I asked Smith about his mindset and what the creation process of a look that he might upload to Instagram is like. He said it’s all about purpose and planning, what he can do versus what we can’t and how delving into his brain might offer the ability to make something so sublime not impossible.
“I like to explore different types of aesthetics,” Smith said. “If I’m feeling crazy, sometimes, for me, the best thing is to just do something crazy, make something crazy. It’s almost like getting it out and actually having it be on the forefront of myself. [For a look], I have the idea first, then I figure out the skill-set needed to do it second.”
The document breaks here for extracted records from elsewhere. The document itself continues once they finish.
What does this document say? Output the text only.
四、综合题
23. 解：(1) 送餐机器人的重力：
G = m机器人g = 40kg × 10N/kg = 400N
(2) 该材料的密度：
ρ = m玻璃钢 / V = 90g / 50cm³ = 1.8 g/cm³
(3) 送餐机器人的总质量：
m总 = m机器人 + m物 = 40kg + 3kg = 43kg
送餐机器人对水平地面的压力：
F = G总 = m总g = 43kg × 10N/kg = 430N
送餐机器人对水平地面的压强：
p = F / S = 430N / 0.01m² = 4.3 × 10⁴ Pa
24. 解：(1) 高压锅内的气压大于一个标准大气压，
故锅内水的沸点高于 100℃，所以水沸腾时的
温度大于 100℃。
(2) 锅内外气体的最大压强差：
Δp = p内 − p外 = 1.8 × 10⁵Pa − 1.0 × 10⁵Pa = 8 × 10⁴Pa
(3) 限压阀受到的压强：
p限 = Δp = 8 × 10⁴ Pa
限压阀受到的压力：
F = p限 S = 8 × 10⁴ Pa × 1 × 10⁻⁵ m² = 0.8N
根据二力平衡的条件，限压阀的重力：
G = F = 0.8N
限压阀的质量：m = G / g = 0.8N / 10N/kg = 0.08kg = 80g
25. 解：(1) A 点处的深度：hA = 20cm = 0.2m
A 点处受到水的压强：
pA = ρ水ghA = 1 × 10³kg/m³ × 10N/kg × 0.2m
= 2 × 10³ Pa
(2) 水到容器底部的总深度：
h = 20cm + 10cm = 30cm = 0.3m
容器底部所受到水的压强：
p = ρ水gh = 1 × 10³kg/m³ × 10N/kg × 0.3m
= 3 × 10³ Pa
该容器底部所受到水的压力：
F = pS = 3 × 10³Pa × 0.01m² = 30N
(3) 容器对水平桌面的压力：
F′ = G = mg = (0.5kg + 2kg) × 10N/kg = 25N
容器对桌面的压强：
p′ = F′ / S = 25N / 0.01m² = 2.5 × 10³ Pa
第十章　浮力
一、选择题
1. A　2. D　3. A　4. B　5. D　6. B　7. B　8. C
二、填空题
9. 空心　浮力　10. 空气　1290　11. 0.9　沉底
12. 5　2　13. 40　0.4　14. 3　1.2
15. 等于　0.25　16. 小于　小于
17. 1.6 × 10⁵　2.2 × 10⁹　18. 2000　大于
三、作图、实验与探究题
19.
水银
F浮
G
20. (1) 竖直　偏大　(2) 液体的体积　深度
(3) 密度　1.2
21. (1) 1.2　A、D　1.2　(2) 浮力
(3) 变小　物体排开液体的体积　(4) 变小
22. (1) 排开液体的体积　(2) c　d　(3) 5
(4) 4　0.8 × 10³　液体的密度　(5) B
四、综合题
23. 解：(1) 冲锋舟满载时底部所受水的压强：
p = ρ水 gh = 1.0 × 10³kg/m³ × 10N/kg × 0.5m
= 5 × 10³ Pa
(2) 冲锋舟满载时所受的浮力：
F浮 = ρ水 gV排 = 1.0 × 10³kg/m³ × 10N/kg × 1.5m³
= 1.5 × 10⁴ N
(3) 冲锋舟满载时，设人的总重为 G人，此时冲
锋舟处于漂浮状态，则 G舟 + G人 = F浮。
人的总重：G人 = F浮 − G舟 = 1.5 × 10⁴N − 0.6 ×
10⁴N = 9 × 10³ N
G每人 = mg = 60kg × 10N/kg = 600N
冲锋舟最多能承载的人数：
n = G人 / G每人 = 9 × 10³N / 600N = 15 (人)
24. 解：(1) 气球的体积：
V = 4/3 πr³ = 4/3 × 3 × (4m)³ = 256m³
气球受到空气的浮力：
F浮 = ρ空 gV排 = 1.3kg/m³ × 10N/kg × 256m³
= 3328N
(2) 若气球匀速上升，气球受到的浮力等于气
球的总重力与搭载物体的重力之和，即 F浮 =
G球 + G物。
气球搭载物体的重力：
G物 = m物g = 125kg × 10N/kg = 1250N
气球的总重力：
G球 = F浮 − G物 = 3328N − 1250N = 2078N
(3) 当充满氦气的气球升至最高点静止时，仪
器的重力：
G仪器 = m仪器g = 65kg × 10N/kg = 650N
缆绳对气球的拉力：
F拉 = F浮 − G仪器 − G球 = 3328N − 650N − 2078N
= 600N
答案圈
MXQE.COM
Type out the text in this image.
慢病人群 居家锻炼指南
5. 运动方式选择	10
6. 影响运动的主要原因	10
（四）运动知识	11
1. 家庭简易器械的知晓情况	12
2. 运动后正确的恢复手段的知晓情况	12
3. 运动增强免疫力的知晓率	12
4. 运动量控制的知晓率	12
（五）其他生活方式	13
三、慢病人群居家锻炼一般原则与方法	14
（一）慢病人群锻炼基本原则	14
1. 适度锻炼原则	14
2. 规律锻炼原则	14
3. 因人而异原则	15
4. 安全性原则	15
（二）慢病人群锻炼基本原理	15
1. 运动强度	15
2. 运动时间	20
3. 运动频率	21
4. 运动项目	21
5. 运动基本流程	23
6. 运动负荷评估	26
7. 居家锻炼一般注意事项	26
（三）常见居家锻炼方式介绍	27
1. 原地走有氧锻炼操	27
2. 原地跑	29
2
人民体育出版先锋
For his “Technologic” look, he striped a rainbow pattern to his forehead, and draped it down around his jawline and his chin. Tiny multicolored lights pop around the center of his face, all placed above what projects a computer board or map. He is the machine, the power source. Then there’s “Love Lockdown”, an elevated, campy troupe of airbrushed tattoos — a unicorn, Hello Kitty, a heart — that mix the whimsical nature, Renaissance-esque and all-around dark ambiance that Smith utilizes to inspire and generate his work.
He makes all his own designs. He produces the looks, from IRL to social media. He takes his own photos in his apartment (thank you self-timer), and he edits them on his computer. He’s used scar wax to create special effects for looks like “Under the Skin” — a “first” that tricks you into thinking he actually stuck sharp spikes through his cheeks. His images pull you in, but push you away — an almost shock effect caused from the beauty and the gross — and help depict Smith’s fearless approach in expressing himself fully and artistically.
Performance in the public eye isn’t without backlash, however. Comments claiming he’s an alien or from hell — or that his art isn’t art — drives a continued conversation around peoples’ different interpretations of what art actually is. He breaks boundaries, and, with dedication, birthed his own rejection to pre-prescribed ideas of what art should or shouldn’t be.
“I like the fact that I’m so ‘other,’ I guess,” said Smith. “And I like that people like that. You don’t have to place restrictions on yourself.”